The approach combines two layers. The hardware layer: Ahead's full-body MRI, a radiation-free scan that checks for abnormalities across the entire body in a single session, covering organ systems that have no dedicated screening programmes under standard Swiss care. The software layer: advanced blood panels measuring 80+ biomarkers linked to cancer and cardiovascular risk, inflammation, organ function, and metabolic health. The two layers complement each other and may detect what the other might miss. You can see the full list of conditions Ahead screens for on the what we detect page.
The combination of imaging and blood data gives a picture substantially more complete than either alone.
Ahead Advanced (CHF 2,490) covers full-body MRI plus an 80+ biomarker blood panel, gender-specific screening (prostate or ovaries), and MRI-based body composition. For a broader baseline that includes brain analysis, hips and knee screening, vitamin and hormonal blood panels, Ahead Pro (CHF 3,549) extends the assessment further. Every result is reviewed by Swiss board-certified physicians, supported by AI-assisted analysis.
Ahead's assessments complement your GP (“Hausarzt”) rather than replacing them. Results go to you and, if you choose, to your GP, giving your doctor the kind of detailed baseline data that standard care doesn't produce.
Supplementary health insurers may cover part of the cost. KPT, CSS, AXA, Visana and Atupri are all reimbursing part of the cost for Ahead Health services depending on their T&Cs, some with up to CHF 1,500. You can check how much you can get reimbursed and request a pro-forma invoice on our insurance page.
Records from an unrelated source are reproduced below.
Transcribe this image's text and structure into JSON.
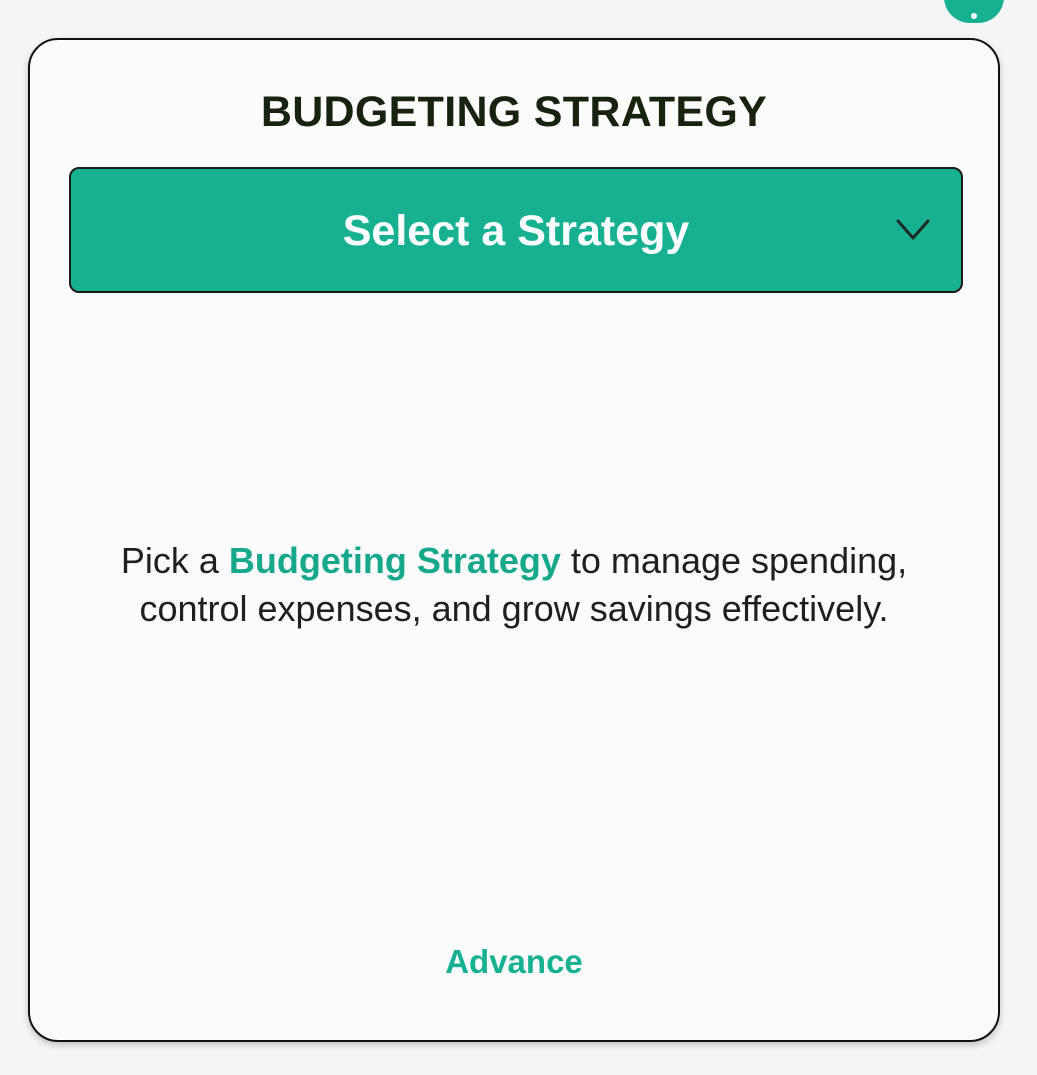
{
  "menu": {
    "icon": "more-vertical-icon"
  },
  "card": {
    "title": "BUDGETING STRATEGY",
    "dropdown": {
      "selected_label": "Select a Strategy",
      "icon": "chevron-down-icon"
    },
    "description": {
      "prefix": "Pick a ",
      "highlight": "Budgeting Strategy",
      "suffix": " to manage spending, control expenses, and grow savings effectively."
    },
    "advance_label": "Advance"
  },
  "colors": {
    "accent": "#17b192",
    "title_text": "#17220f",
    "card_background": "#fbfbfb"
  }
}
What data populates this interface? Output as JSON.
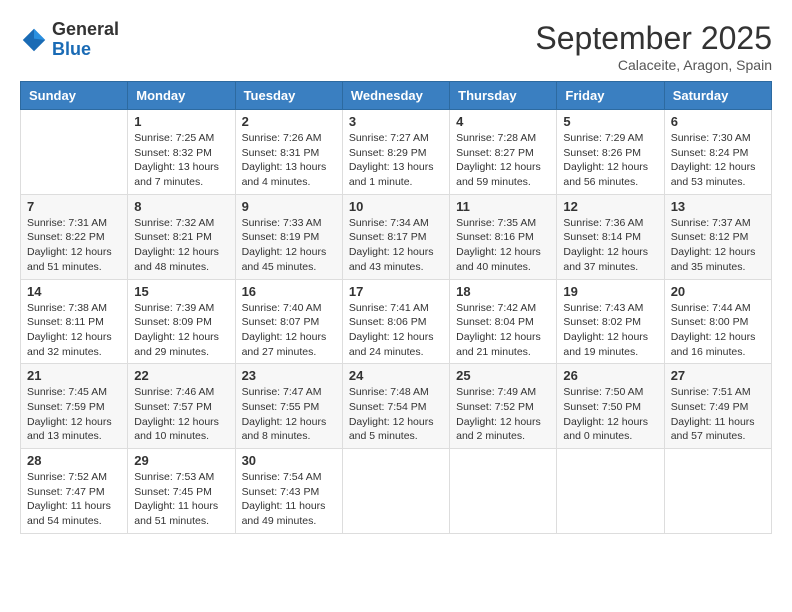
{
  "header": {
    "logo": {
      "line1": "General",
      "line2": "Blue"
    },
    "title": "September 2025",
    "location": "Calaceite, Aragon, Spain"
  },
  "days_of_week": [
    "Sunday",
    "Monday",
    "Tuesday",
    "Wednesday",
    "Thursday",
    "Friday",
    "Saturday"
  ],
  "weeks": [
    [
      {
        "day": "",
        "info": ""
      },
      {
        "day": "1",
        "info": "Sunrise: 7:25 AM\nSunset: 8:32 PM\nDaylight: 13 hours\nand 7 minutes."
      },
      {
        "day": "2",
        "info": "Sunrise: 7:26 AM\nSunset: 8:31 PM\nDaylight: 13 hours\nand 4 minutes."
      },
      {
        "day": "3",
        "info": "Sunrise: 7:27 AM\nSunset: 8:29 PM\nDaylight: 13 hours\nand 1 minute."
      },
      {
        "day": "4",
        "info": "Sunrise: 7:28 AM\nSunset: 8:27 PM\nDaylight: 12 hours\nand 59 minutes."
      },
      {
        "day": "5",
        "info": "Sunrise: 7:29 AM\nSunset: 8:26 PM\nDaylight: 12 hours\nand 56 minutes."
      },
      {
        "day": "6",
        "info": "Sunrise: 7:30 AM\nSunset: 8:24 PM\nDaylight: 12 hours\nand 53 minutes."
      }
    ],
    [
      {
        "day": "7",
        "info": "Sunrise: 7:31 AM\nSunset: 8:22 PM\nDaylight: 12 hours\nand 51 minutes."
      },
      {
        "day": "8",
        "info": "Sunrise: 7:32 AM\nSunset: 8:21 PM\nDaylight: 12 hours\nand 48 minutes."
      },
      {
        "day": "9",
        "info": "Sunrise: 7:33 AM\nSunset: 8:19 PM\nDaylight: 12 hours\nand 45 minutes."
      },
      {
        "day": "10",
        "info": "Sunrise: 7:34 AM\nSunset: 8:17 PM\nDaylight: 12 hours\nand 43 minutes."
      },
      {
        "day": "11",
        "info": "Sunrise: 7:35 AM\nSunset: 8:16 PM\nDaylight: 12 hours\nand 40 minutes."
      },
      {
        "day": "12",
        "info": "Sunrise: 7:36 AM\nSunset: 8:14 PM\nDaylight: 12 hours\nand 37 minutes."
      },
      {
        "day": "13",
        "info": "Sunrise: 7:37 AM\nSunset: 8:12 PM\nDaylight: 12 hours\nand 35 minutes."
      }
    ],
    [
      {
        "day": "14",
        "info": "Sunrise: 7:38 AM\nSunset: 8:11 PM\nDaylight: 12 hours\nand 32 minutes."
      },
      {
        "day": "15",
        "info": "Sunrise: 7:39 AM\nSunset: 8:09 PM\nDaylight: 12 hours\nand 29 minutes."
      },
      {
        "day": "16",
        "info": "Sunrise: 7:40 AM\nSunset: 8:07 PM\nDaylight: 12 hours\nand 27 minutes."
      },
      {
        "day": "17",
        "info": "Sunrise: 7:41 AM\nSunset: 8:06 PM\nDaylight: 12 hours\nand 24 minutes."
      },
      {
        "day": "18",
        "info": "Sunrise: 7:42 AM\nSunset: 8:04 PM\nDaylight: 12 hours\nand 21 minutes."
      },
      {
        "day": "19",
        "info": "Sunrise: 7:43 AM\nSunset: 8:02 PM\nDaylight: 12 hours\nand 19 minutes."
      },
      {
        "day": "20",
        "info": "Sunrise: 7:44 AM\nSunset: 8:00 PM\nDaylight: 12 hours\nand 16 minutes."
      }
    ],
    [
      {
        "day": "21",
        "info": "Sunrise: 7:45 AM\nSunset: 7:59 PM\nDaylight: 12 hours\nand 13 minutes."
      },
      {
        "day": "22",
        "info": "Sunrise: 7:46 AM\nSunset: 7:57 PM\nDaylight: 12 hours\nand 10 minutes."
      },
      {
        "day": "23",
        "info": "Sunrise: 7:47 AM\nSunset: 7:55 PM\nDaylight: 12 hours\nand 8 minutes."
      },
      {
        "day": "24",
        "info": "Sunrise: 7:48 AM\nSunset: 7:54 PM\nDaylight: 12 hours\nand 5 minutes."
      },
      {
        "day": "25",
        "info": "Sunrise: 7:49 AM\nSunset: 7:52 PM\nDaylight: 12 hours\nand 2 minutes."
      },
      {
        "day": "26",
        "info": "Sunrise: 7:50 AM\nSunset: 7:50 PM\nDaylight: 12 hours\nand 0 minutes."
      },
      {
        "day": "27",
        "info": "Sunrise: 7:51 AM\nSunset: 7:49 PM\nDaylight: 11 hours\nand 57 minutes."
      }
    ],
    [
      {
        "day": "28",
        "info": "Sunrise: 7:52 AM\nSunset: 7:47 PM\nDaylight: 11 hours\nand 54 minutes."
      },
      {
        "day": "29",
        "info": "Sunrise: 7:53 AM\nSunset: 7:45 PM\nDaylight: 11 hours\nand 51 minutes."
      },
      {
        "day": "30",
        "info": "Sunrise: 7:54 AM\nSunset: 7:43 PM\nDaylight: 11 hours\nand 49 minutes."
      },
      {
        "day": "",
        "info": ""
      },
      {
        "day": "",
        "info": ""
      },
      {
        "day": "",
        "info": ""
      },
      {
        "day": "",
        "info": ""
      }
    ]
  ]
}
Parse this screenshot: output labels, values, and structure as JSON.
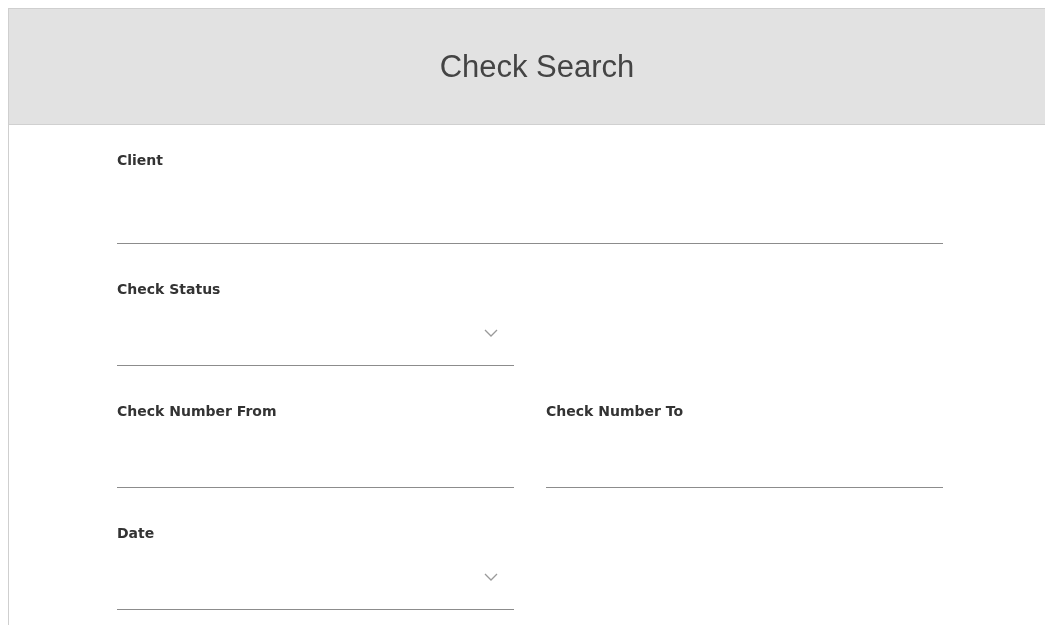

Finding potential issues when they are small and manageable is the best time to find them. That is the point of screening.
Conclusion
The sustained fall in cancer mortality across Europe and globally since the 1990s is one of medicine's biggest achievements. It was built on lifestyle changes (including reduced smoking), broader screening, and improved treatment – all pulling in the same direction. The next gains will come from moving detection earlier still: closing the gap between Stage 4 diagnoses and Stage 1 ones. Whole-body imaging and multi-cancer blood tests exist to help make that shift. The question is whether people use them before symptoms arrive.